Then it's just a matter of creating (and caching) the highlighter:

import shiki from "shiki";

const options: shiki.HighlighterOptions = {
  themes: ["mausworks-night"],
  paths: { themes: "shiki-themes/" },
  langs: ["ts", "tsx", "jsx", "js", "sh", "html", "css"],
};

let highlighter: shiki.Highlighter | null = null;

export async function getHighlighter(): Promise<shiki.Highlighter> {
  return (highlighter = highlighter || (await shiki.getHighlighter(options)));
}

Now it should just be a matter of using this in the serializer:

const highlighter = await getHighlighter();

await serialize(content, {
  mdxOptions: {
    rehypePlugins: [withShiki, { highlighter } as any],
  },
});

Aaaaaand!

import { raw as parse } from "hast-util-raw";
//       ^^^
// SyntaxError: Named export 'raw' not found.
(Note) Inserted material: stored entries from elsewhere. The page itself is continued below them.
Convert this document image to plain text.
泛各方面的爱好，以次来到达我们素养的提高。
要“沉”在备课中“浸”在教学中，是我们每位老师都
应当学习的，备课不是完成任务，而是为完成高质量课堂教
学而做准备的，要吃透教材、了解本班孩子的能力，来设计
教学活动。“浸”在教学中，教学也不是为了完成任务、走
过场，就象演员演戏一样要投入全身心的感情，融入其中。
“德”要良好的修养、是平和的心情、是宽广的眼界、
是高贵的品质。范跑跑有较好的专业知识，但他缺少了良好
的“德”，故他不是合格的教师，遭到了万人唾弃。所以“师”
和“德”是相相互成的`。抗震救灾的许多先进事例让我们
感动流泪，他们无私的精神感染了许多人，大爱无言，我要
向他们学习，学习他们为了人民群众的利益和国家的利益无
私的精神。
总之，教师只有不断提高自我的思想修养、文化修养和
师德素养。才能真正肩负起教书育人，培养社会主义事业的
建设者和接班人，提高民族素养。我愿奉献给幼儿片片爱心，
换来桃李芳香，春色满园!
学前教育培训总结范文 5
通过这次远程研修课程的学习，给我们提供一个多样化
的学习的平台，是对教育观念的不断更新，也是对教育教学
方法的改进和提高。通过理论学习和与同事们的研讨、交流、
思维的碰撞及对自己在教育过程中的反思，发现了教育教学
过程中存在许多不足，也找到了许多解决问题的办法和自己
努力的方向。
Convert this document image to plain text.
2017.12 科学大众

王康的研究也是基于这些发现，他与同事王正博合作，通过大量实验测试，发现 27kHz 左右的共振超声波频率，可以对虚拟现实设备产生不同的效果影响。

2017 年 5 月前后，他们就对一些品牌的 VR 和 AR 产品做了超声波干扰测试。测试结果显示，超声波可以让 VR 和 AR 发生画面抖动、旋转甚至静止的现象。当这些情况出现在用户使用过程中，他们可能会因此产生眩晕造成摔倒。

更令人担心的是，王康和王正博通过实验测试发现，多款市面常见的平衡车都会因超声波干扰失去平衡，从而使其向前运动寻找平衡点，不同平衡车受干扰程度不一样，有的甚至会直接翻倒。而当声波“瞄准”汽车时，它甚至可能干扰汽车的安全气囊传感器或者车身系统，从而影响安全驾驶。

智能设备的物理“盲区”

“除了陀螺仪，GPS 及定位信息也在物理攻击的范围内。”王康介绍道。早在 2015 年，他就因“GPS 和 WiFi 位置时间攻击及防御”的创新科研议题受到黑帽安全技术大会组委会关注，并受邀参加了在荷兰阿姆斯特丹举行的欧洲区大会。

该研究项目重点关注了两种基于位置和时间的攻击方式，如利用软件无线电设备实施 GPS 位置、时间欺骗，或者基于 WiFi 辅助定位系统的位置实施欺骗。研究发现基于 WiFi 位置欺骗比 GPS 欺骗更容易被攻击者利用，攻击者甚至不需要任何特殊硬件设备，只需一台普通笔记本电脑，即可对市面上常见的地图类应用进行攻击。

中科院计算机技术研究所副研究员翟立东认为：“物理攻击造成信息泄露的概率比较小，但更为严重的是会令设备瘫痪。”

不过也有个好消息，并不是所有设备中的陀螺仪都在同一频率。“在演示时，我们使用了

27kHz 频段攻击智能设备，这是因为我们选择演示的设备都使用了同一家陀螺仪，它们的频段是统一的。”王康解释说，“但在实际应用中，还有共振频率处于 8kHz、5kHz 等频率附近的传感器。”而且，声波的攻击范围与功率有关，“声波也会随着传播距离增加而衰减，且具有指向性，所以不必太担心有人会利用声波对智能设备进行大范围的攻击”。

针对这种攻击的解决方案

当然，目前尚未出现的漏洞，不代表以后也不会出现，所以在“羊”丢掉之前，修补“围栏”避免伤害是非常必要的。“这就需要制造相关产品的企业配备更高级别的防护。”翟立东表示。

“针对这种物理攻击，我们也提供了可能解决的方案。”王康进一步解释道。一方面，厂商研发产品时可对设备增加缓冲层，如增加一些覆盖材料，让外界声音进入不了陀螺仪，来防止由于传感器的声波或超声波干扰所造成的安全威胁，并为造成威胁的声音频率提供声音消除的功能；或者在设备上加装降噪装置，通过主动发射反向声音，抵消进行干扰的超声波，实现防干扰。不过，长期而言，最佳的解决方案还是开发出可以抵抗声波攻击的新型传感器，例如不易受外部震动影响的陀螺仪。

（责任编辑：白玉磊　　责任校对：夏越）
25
The requested module 'hast-util-raw' is a CommonJS module, which may not support all module.exports as named exports.
// CommonJS modules can always be imported via the default export, for example using:

facepalm

When in doubt— hack it!

I know that these issues sometimes appear simply because of version mismatches between packages, and in many cases this can send you down a very deep rabbit hole. But since this package contains just one JavaScript file (and one type definition), I'm just going to steal it (sorry, not sorry).

Lo and behold! As I steal the code from stefanprobst , and as I paste it in my own project, I find an issue with an import:

import { visit } from "unist-util-visit";
//       ^ 'visit' can only be imported by using a default import.

The readers with sharp eyes will likely notice that this is a different error— but still an issue, fixing the import is of course dead simple:

import visit from "unist-util-visit";

And as soon as I hit save, NextJS refreshes my browser, and I can finally see it the syntax highlighting you've been looking at for the entirety of this blog post.

Beautiful